Publié le 14 juillet 2010 par Irigoyen
Doris Lessing, C'est ainsi qu'un jeune noir du Zimbabwe a volé un manuel de physique supérieure, L'Escampette éditions

Doris Lessing, C'est ainsi qu'un jeune noir du Zimbabwe a volé un manuel de physique supérieure, L'Escampette éditions

L’interminable coupe du monde de football vous aura peut-être donné envie de lire ou relire certains écrivains sud-africains comme André Brink, John Maxwell Coetzee, Nadime Gordimer ou encore Breyten Breytenbach. En élargissant quelque peu l’horizon géographique je suis tombé sur le dernier opus de Doris Lessing, une véritable pépite. Rappelons que le prix Nobel de littérature 2007 vécut de longue années en Rodhésie du Sud avant d'être expulsée du pays - devenu Zimbabwe - par la bande à Robert Mugabe, le président-dictateur. Précision importante pour comprendre ce titre à rallonge.

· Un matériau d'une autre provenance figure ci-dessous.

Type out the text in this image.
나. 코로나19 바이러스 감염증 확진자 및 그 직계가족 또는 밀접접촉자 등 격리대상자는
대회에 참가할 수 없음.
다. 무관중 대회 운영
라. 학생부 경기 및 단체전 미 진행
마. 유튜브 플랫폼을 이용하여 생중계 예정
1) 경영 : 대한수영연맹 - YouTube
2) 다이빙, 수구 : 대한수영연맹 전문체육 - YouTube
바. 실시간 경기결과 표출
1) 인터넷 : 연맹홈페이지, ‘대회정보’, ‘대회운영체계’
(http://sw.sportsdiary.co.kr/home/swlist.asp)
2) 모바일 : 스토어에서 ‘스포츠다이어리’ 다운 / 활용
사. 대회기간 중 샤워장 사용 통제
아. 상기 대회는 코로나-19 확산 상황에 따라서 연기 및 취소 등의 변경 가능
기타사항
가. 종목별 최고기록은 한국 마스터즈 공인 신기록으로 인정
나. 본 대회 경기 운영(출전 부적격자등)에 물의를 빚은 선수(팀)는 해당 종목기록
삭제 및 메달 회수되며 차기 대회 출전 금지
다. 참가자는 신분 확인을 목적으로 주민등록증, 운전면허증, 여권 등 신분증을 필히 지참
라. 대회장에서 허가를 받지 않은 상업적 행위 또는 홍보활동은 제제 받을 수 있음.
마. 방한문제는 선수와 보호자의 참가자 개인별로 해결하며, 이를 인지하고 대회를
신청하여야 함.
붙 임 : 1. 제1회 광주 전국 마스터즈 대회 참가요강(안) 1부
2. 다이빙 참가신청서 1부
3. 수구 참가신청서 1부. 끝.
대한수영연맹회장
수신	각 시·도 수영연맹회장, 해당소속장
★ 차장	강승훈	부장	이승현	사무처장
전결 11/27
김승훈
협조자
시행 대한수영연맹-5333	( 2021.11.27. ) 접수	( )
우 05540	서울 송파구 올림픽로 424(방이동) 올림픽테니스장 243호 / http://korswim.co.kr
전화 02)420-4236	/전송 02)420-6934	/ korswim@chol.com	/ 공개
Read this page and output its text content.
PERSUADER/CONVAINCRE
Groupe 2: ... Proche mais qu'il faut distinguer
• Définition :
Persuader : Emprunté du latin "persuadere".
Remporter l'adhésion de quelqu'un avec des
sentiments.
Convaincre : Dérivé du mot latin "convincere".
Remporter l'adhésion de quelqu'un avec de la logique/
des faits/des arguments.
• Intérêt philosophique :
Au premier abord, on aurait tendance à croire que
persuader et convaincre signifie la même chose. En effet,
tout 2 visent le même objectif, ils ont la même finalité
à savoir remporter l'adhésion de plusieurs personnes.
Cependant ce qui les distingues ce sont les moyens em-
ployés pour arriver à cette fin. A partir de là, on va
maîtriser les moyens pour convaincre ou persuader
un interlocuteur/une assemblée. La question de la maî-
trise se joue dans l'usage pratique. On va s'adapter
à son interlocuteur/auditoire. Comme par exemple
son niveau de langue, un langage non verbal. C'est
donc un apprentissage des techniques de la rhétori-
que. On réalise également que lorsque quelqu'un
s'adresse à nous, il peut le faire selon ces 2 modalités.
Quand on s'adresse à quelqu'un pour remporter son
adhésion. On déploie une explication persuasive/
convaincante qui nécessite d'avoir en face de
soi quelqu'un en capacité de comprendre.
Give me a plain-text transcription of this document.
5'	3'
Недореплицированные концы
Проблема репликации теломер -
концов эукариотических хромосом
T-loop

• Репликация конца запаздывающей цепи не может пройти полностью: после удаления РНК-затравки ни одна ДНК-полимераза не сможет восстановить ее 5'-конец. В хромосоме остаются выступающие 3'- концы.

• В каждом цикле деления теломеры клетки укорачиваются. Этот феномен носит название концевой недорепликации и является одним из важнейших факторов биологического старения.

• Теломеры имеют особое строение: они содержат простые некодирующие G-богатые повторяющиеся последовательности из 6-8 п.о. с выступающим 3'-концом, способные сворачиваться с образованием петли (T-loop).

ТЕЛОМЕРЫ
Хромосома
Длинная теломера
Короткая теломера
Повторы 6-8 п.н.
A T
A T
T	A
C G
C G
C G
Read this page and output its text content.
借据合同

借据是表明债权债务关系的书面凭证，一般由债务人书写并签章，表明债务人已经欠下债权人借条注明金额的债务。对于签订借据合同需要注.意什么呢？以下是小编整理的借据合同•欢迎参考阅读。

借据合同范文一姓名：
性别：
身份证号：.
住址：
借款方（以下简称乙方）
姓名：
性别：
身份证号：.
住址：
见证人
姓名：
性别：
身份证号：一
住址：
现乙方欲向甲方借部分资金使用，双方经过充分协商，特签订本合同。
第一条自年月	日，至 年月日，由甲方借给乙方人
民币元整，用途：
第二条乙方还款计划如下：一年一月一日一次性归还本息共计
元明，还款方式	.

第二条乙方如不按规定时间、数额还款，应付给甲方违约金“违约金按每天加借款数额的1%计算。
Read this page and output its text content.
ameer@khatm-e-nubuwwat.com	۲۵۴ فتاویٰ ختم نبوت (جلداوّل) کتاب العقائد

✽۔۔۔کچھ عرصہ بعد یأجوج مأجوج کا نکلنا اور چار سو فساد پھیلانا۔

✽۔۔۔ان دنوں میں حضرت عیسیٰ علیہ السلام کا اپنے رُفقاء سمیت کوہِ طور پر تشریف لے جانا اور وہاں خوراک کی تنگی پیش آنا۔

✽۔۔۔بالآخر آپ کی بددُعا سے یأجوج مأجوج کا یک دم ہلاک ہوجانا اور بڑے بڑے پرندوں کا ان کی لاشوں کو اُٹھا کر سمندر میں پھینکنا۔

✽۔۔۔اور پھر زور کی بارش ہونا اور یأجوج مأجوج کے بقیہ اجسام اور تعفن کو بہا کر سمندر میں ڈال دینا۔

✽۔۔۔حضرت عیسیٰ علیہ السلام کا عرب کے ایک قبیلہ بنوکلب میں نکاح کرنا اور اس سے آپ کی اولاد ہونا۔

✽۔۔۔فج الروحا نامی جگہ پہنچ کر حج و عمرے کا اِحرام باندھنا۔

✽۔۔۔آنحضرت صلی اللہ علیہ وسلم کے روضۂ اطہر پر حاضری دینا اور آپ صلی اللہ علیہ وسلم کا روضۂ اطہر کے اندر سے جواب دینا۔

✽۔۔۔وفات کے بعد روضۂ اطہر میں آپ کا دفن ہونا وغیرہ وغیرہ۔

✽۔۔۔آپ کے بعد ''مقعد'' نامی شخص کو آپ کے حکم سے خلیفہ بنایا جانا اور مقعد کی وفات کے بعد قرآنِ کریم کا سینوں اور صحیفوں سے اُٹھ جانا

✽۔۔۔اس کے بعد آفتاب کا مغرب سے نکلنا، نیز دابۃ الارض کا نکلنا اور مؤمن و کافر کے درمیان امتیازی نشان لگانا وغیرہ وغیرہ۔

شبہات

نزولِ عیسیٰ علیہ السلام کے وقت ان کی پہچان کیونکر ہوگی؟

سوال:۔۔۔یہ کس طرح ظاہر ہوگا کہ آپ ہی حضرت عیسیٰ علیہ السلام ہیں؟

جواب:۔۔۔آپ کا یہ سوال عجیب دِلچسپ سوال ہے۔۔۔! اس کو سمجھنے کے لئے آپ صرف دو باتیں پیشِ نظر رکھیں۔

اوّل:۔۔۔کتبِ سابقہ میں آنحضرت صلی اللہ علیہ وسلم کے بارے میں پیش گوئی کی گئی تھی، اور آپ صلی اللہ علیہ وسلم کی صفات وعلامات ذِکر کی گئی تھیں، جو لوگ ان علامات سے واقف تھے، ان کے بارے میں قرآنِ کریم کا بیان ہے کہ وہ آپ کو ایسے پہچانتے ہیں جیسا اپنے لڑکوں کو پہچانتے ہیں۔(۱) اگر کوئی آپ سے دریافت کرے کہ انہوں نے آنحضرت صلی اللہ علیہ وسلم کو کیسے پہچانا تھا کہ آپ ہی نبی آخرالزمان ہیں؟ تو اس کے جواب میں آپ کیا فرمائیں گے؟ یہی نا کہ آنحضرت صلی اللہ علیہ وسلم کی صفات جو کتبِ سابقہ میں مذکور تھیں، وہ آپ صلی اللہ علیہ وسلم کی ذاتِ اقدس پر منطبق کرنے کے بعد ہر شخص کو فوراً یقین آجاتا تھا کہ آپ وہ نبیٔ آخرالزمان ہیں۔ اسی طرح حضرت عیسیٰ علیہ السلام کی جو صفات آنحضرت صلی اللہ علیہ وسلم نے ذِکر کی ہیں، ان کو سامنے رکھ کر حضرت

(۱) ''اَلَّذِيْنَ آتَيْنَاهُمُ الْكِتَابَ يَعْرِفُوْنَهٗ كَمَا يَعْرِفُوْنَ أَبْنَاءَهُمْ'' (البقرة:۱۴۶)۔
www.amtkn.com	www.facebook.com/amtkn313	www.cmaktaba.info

A la façon d'un documentariste Doris Lessing nous propose une très intéressante approche des relations nord-sud à travers la lecture. Elle montre comment, dans un monde globalisé, nos actes de citoyens paisiblement installés dans leur confort peuvent avoir une influence directe sur l'existence de populations éloignées.

Tout commence dans une bibliothèque qu’abrite une école d'Afrique australe. Si les salles remplies de livres vous sont familières, il n’en est pas de même pour tout le monde. Les bibliothèques, tout comme les écoles d’ailleurs, sont souvent porteuses d’une histoire rendue complexe par la seule volonté des hommes.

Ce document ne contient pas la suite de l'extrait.